Yukon Gold shines a light on Dawson’s placer miners

Gold miners are a tight-lipped bunch. Neighbours don't talk about their gold, or how much money they make.

Gold miners are a tight-lipped bunch. Neighbours don’t talk about their gold, or how much money they make.

So when a TV producer approached Dawson City’s Knutson family and asked if they’d be willing to have cameras follow them around in order to tell the story of real-life gold miners, Marty Knutson’s first response was “there’s no goddamn way I want to show-off what I do.”

Karl Knutson, Marty’s son, figures it’s because mining’s a private enterprise, and it always has been. The younger Knutson, more open to new ventures, convinced his father to give the TV show a chance, and “before we knew it, there were cameras in the yard.”

The push-and-pull between father and son is the crux of the conflict in the Knutsons’ scenes of the resultant reality TV show, Yukon Gold. The younger Knutson says it’s natural drama. He says there’s not a lot he can teach his dad: “His way is likely the right way. But I can be stubborn and so can he.”

The Knutson son’s goal is to prove he can lead a crew on the second season of Yukon Gold. Knutson says the show is a true portrayal of life in the gold fields, and the late spring and low gold prices of last year plague each of the four crews depicted on the reality-drama.

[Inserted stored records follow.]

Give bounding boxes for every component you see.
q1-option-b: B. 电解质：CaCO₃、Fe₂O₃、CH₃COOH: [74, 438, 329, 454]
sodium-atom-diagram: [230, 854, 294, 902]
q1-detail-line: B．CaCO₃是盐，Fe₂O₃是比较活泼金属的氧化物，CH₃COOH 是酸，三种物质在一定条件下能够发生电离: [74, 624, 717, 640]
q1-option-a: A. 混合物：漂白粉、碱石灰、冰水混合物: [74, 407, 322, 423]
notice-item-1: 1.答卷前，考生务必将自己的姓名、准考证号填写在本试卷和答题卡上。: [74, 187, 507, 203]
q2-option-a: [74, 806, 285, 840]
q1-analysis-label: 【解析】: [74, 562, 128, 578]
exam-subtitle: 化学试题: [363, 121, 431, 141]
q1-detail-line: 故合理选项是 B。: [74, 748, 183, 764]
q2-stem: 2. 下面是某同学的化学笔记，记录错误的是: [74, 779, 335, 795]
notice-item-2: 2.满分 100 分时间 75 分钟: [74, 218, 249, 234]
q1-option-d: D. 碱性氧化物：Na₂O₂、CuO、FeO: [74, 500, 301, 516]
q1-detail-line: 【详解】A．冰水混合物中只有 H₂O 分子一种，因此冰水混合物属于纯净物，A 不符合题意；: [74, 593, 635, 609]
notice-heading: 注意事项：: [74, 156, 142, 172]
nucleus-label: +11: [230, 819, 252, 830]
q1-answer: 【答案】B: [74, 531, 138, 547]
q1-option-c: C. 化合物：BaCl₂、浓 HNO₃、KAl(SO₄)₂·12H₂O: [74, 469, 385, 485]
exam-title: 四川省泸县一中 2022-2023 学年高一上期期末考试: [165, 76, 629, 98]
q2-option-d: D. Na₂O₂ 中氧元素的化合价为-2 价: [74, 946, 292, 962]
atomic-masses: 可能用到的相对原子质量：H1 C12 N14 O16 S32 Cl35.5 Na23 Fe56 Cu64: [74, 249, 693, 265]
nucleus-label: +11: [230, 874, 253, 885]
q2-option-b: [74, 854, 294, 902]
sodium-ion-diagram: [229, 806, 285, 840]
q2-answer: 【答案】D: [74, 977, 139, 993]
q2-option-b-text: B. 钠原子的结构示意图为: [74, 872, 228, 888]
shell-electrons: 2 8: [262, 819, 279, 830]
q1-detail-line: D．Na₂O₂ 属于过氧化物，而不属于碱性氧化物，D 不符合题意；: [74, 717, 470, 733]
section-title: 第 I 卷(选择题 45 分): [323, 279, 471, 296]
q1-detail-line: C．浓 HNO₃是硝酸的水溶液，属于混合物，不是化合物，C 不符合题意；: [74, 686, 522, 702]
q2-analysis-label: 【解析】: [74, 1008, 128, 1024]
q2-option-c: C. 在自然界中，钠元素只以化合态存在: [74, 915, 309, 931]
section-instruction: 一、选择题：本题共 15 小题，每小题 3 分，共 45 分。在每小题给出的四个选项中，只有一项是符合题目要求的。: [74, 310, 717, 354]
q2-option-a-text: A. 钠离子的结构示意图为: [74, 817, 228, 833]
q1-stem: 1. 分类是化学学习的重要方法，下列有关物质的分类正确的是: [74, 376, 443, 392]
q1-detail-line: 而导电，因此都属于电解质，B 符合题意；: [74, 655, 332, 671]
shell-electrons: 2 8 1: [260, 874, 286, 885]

The show came into existence as a result of producer David Paperny’s trip to Whitehorse to lead workshops during the Available Light Film Festival a few years back. Paperny met “some miners who were great storytellers.”

Paperny says the story of real gold miners had yet to be told on TV, which is a result of the isolation of the Yukon goldfields, as well as the aforementioned culture of privacy amongst the miners. But the producer said, “the more I got to know them, the more I wanted to work with them.”

Paperny was allured by the pure fact that “these people make money by digging gold out of the dirt.” And, as so many storytellers have been, Paperny was swept up by life in the North, and the culture of the gold miners. He says nothing is scripted or set up: “we just follow them around and document them.”

Knutson says of the camera people, “It’s kind of stupid, you know, you got the three stooges there all the time, you don’t want ‘em there, but when you see yourself on TV it’s kind of interesting.”

The miners are followed around by cameras, and they participate in the editing process. Paperny says the discussion and negotiations are endless. “We make hay with problems, or challenges they face, but we don’t stretch it out, otherwise our partnership won’t last.”

Nobody is sure if there will be a third season of Yukon Gold; it depends largely on the rating of the second season, which premiered Feb. 26 on the History Channel.

Knutson doesn’t know that he’d be willing to participate in a third season, even if the second one goes well. He says, “they’ll drive a placer miner nuts, being in your face all the time.” He says it’s weird to be under the microscope, and for people to know how much money he makes.

On the other hand, Knutson says it’s nice for people to know what it’s like. For him “mining is the end all, and everything. I had a great childhood, growing up mining. I’d like my kids to grow up like that.”

He says one thing he’d like to see on Yukon Gold is the work his crew does to reclaim the land, after it’s been mined. They don’t just leave it a mess.

Knutson says a lot has changed since his father started hand-shafting for gold in the 1980s. Technology has evolved, and so have regulations. He says it’s good that people have to be responsible for the land, but he says there are some safety regulations he could do without – like having to wear a helmet when there’s nothing above his head.

Paperny says the miners he met are proud of who they are, they want to keep mining: “they call it a social right to mine, and getting the story out there is part of that.”

Meagan Deuling is a Whitehorse freelance writer.